Masao Nakamura, chief executive of NTT DoCoMo, accused Masayoshi Son, Softbank’s high-profile head, of “manipulating the numbers to state what he wanted to state” when attacking rival companies’ profits.

Mr Nakamura also accused Softbank of misleading the public with “unfair advertising”.

His comments, made as he unveiled a 7.4 per cent decline in DoCoMo’s first-half operating profits, illustrate the pressure faced by the heads of Japan’s mobile carriers as they compete for market share following the introduction of number portability on Tuesday. For the first time consumers are able to switch carriers without changing their number. Some analysts think this could greatly increase defections by customers from one company to another.

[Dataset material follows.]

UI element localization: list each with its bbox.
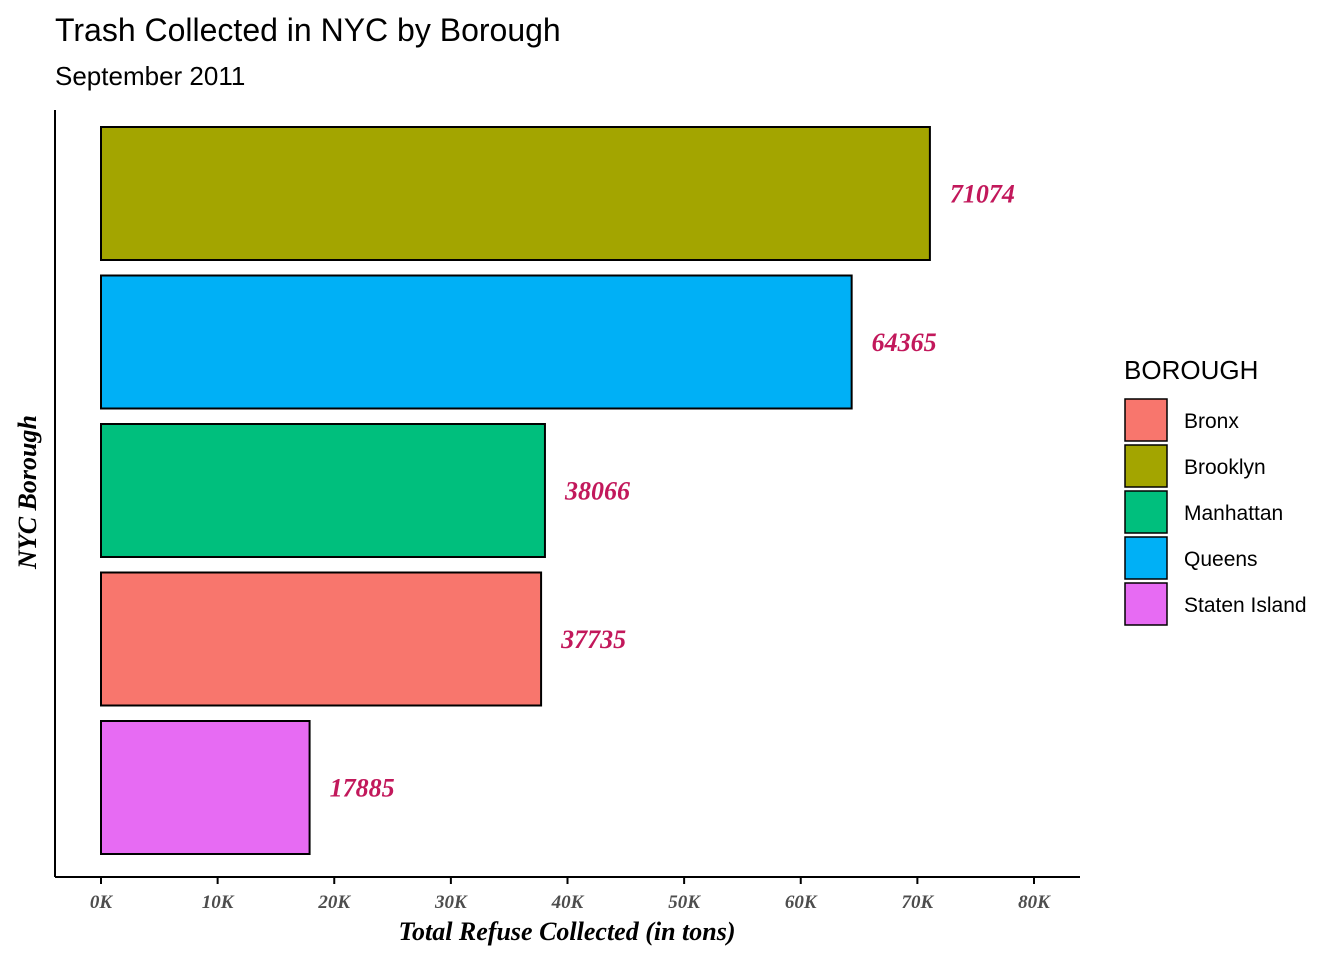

Mr Nakamura also admitted that KDDI, DoCoMo’s biggest rival and the carrier regarded as most likely to gain market share, had been “doing well” in the first few days of number portability, though he added that the rate of switching between carriers was so far lower than he had expected.

Operating profit fell to Y516.9bn ($4.4bn) in April to September from Y558.4bn the year before, hit by disappointingly low revenue from handset sales.

DoCoMo’s poor results, which were slightly worse than analysts had expected, contrasted with strong results from KDDI, which last week reported a 38 per cent rise in operating profit to Y229.5bn. After taking questions from reporters, Mr Nakamura became angry when discussing Softbank’s new strategy to shore up its subscriber base, outlined by Mr Son on Monday evening hours before number portability arrived.

Mr Son accused Softbank’s rivals on Monday of making excessive profits, and said he would guarantee the availability of mobile pricing packages that were Y200 cheaper than Softbank’s rivals. He also outlined another pricing plan that included unlimited calls to other Softbank users at a zero-yen flat rate.

Some telecoms equity analysts have described Softbank’s offers as misleading when looking at the details. Some suggested that Softbank services might remain more expensive than its rivals’ for many users, after allowing, for example, for calls made from Softbank phones to other phones.

Mr Nakamura said Softbank offered “no benefits at all” to defecting DoCoMo customers. He added that DoCoMo had “no plans whatsoever” to follow Softbank’s tactics.

Softbank declined to comment on Mr Nakamura’s assertions.